From a bad-news, good-news perspective, the massive conflagrations that blackened over 10 million acres in the West seems to have positively impacted an oversupply of wine grapes while leaving growers stymied over winery decisions to cite smoke taint as a reason to reject grapes.
Out of the mass fires over the past several years was birthed a coordinated effort to understand how wildfire smoke affects wine grapes and how their interaction with natural compounds in wine grapes can make or break a good wine.
The issue took center stage at the virtual Unified Wine and Grape Symposium in late January, and for good reason. Even with contracts, reports suggested growers were left hanging with grapes on the vines as wineries refused to accept them.

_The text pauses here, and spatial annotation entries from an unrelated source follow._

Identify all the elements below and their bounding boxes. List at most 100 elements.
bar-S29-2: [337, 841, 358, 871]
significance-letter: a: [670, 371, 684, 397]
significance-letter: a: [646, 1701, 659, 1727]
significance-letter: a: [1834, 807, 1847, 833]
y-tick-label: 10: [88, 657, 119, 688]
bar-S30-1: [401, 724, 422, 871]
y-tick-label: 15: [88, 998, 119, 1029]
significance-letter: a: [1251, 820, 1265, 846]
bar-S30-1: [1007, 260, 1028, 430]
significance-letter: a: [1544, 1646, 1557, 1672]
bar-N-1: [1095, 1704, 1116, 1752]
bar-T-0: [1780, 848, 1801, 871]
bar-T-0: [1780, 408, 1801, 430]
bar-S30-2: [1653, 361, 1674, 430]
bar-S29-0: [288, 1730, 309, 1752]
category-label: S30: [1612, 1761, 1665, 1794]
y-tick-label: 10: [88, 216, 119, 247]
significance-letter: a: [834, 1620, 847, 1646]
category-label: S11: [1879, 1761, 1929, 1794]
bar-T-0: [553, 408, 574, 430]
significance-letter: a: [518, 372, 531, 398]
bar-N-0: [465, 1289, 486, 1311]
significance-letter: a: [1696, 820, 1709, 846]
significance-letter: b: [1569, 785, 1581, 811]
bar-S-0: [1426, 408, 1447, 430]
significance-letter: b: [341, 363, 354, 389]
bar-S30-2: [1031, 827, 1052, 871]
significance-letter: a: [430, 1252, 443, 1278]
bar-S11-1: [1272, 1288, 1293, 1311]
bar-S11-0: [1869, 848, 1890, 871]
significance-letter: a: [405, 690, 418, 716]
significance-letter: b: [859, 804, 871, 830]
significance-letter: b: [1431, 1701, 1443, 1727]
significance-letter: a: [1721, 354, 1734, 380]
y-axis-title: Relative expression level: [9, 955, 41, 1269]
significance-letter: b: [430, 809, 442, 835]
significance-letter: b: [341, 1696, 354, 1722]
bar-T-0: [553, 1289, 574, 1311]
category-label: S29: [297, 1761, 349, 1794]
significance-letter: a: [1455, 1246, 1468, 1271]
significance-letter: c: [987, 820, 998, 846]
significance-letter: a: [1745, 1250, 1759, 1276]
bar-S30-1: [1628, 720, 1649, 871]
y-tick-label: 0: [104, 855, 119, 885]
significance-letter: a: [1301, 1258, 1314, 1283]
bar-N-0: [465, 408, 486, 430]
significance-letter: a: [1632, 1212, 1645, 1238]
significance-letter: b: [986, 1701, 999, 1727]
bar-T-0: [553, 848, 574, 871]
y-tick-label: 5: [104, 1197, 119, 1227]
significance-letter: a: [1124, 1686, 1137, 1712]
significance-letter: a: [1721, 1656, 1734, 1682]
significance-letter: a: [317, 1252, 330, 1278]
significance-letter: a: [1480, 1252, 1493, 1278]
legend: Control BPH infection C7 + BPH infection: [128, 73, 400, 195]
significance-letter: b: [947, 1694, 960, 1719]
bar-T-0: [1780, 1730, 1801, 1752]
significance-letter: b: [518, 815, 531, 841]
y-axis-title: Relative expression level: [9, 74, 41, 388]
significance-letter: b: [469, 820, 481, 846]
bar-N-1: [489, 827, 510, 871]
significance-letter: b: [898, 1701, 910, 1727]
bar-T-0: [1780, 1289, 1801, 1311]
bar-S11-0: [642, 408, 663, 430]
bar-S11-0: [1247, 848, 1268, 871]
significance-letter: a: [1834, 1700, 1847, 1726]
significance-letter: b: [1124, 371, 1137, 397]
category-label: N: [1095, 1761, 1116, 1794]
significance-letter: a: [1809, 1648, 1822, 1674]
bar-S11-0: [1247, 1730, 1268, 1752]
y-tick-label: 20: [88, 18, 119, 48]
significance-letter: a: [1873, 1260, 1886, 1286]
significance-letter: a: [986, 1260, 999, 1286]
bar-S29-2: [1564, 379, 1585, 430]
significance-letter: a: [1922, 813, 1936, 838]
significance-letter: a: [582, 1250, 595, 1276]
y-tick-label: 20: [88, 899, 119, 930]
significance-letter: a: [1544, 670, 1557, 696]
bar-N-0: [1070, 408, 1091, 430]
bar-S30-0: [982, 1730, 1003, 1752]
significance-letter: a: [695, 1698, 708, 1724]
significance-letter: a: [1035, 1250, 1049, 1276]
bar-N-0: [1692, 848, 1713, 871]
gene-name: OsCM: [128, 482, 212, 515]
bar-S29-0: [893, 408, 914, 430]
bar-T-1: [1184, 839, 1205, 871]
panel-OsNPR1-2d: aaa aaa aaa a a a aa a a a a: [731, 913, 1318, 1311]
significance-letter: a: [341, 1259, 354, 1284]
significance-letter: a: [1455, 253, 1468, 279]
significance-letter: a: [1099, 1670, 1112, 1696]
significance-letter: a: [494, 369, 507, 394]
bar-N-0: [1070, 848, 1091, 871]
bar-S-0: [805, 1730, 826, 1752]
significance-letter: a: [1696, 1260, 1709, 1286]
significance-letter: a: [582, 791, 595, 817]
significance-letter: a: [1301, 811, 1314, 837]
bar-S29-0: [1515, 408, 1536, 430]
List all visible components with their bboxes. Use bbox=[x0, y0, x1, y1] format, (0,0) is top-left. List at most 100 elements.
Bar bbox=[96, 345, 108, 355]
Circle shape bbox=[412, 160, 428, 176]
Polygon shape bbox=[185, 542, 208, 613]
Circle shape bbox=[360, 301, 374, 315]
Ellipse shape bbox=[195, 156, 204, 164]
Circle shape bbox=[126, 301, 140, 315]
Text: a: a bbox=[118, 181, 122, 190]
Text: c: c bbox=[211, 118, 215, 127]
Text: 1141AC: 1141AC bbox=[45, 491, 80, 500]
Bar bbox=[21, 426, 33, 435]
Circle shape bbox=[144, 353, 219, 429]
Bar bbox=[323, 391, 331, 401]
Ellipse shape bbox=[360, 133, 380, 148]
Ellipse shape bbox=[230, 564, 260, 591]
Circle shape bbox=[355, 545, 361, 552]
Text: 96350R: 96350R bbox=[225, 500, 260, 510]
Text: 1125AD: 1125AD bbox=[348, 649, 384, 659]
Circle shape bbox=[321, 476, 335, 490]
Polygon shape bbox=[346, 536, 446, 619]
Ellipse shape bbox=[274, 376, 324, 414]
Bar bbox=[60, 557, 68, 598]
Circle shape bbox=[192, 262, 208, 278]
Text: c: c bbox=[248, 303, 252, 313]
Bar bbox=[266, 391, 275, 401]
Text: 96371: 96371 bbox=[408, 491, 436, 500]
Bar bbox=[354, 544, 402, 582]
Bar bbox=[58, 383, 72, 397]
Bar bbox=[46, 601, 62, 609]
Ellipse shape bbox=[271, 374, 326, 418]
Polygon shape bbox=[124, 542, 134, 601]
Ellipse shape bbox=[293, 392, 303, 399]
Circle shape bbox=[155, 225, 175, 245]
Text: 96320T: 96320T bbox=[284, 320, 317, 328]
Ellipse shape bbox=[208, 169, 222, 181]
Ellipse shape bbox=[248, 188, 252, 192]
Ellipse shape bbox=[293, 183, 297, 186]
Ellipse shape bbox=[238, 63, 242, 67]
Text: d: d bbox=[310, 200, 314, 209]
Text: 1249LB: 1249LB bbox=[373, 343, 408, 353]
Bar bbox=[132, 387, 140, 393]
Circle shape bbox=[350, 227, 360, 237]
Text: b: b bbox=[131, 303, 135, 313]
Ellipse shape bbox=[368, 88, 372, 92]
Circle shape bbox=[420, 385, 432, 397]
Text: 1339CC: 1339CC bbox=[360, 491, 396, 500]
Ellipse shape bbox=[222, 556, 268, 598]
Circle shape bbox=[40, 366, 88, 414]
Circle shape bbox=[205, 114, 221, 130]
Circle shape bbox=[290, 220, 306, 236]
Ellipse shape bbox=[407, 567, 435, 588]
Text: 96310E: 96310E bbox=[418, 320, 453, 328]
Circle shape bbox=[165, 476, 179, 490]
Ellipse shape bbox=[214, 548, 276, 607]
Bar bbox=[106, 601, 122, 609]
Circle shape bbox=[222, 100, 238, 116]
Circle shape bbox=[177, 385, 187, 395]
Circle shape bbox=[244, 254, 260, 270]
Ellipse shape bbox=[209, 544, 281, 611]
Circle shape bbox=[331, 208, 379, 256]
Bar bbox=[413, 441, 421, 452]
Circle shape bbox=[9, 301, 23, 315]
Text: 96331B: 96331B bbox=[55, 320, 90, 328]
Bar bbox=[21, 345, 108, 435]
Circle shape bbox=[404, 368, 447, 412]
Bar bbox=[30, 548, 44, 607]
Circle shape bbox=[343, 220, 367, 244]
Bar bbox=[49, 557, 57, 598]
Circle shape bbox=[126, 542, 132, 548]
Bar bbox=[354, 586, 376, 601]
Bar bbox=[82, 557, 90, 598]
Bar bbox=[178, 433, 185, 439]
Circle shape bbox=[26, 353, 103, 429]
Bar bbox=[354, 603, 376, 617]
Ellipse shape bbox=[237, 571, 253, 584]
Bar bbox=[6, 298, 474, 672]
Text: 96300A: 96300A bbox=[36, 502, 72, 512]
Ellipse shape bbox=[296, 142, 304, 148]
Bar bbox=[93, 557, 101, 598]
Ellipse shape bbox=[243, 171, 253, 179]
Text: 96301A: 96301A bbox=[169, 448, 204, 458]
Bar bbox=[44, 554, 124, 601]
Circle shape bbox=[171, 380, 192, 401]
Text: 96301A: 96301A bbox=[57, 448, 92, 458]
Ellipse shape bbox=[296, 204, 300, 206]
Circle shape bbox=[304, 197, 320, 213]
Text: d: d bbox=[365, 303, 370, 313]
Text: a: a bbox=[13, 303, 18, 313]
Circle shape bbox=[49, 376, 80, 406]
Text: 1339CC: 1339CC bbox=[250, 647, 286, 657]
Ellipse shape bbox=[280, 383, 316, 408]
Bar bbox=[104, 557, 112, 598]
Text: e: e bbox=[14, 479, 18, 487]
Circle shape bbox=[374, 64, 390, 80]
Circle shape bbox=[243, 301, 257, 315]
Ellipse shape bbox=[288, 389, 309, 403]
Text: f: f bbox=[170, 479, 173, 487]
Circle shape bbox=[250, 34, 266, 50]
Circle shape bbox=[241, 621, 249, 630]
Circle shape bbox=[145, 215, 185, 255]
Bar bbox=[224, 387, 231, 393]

Smoke taint is nothing new, though it is rightly gaining widespread scientific study as the industry grapples with an issue borne from the massive wildfires that annually blanket vast regions of the West with thick smoke. Even those areas far away from fires are not immune as weather patterns can stir smoke to cover whole states.
The answers for growers and wineries will be borne out of scientific research underway at the University of California and elsewhere. Anita Oberholster, a Cooperative Extension viticulture specialist with the University of California, was one member of a panel of wine industry experts to speak during the virtual event.
To date Oberholster says scientists have learned that the presence of smoke does not automatically mean taint will be present in grapes. She also recommends growers engage in their own studies at the vineyard level to determine the presence of naturally occurring compounds within specific varietals. Some of these volatile phenols in moderation can enhance flavor profiles while elevated levels can leave wine with a bad aftertaste.
"It's really a matter of too much of a good thing," Oberholster said.
She likened it to toasting wine barrels to achieve a desired flavor profile.
"When you're toasting a barrel, you sort of get the same effect, just in a much more controlled manner," she continued. "There are no health concerns associated with volatile phenols."
Bruce Pan leads chemistry research at E. & J. Gallo in California. According to Pan, the nature of smoke taint is complex with many factors at play. Different varietals planted side-by-side can have very different responses to the same smoke.
"We need to increase our understanding on the composition of smoke and the uptake of smoke compounds," he said.
These scientific studies will become more important to growers as they are urged to ensure language in their winery contracts reflect these known compounds and how they impact the winemaking process.
A current issue within some of these contracts are the nebulous terms in which smoke taint is defined. In some contracts, according to Dale Stern, partner, Downey Brand law firm, Sacramento, Calif., examples of acceptable grapes can be as simple as only those "suitable for the production of premium quality wine." Other contracts can attempt to define it a little tigher by suggesting grapes "be free from any detectable taints."
Stern suggests such unclear terms be better defined as science has already shown that "detectable taints" can reveal naturally occurring compounds.
"We've seen a fair number of contracts that specifically mentions 'free from any detectable taint," he said during the panel presentation. "The problem we run into with this language is what does 'free' mean?"
According to Stern, who also serves as general counsel to the California Association of Winegrape Growers, science is showing that this is an open invitation for wineries to summarily reject loads simply because they contain specific compounds such as guaiacol, a product of wood smoke. According to Oregon State Extension, low levels of guaiacol can also be naturally present in some grapes, including Syrah and in barrel-aged wine. This is just one of many things that convolute the smoke taint issue.
Testing for these compounds then becomes an issue, Stern says. This is yet another topic that should be sufficiently addressed in contracts between growers and the wineries. For instance: who does the sampling? As was seen in recent years, independent lab space was limited, and some growers may be reluctant to rely upon a winery's lab results because of perceived transparency.
Other questions remain. For instance, when are these samples taken? What is the methodology used? When and how are the results shared? What standards or criteria will be applied?
Stern counsel's growers to obtain written rejection letters as soon as possible in order to trigger crop insurance coverage.
"I'm a big proponent of crop insurance," he said.
"We need to remember that California law applies a specific reasonable criterion," he continued.
Stern pointed to California Food and Agriculture Code Section 55873 in his recommendation for wineries to include more specific language in their contracts. That section of the state code can protect growers in such a case that their contracted grapes are rejected by a winery.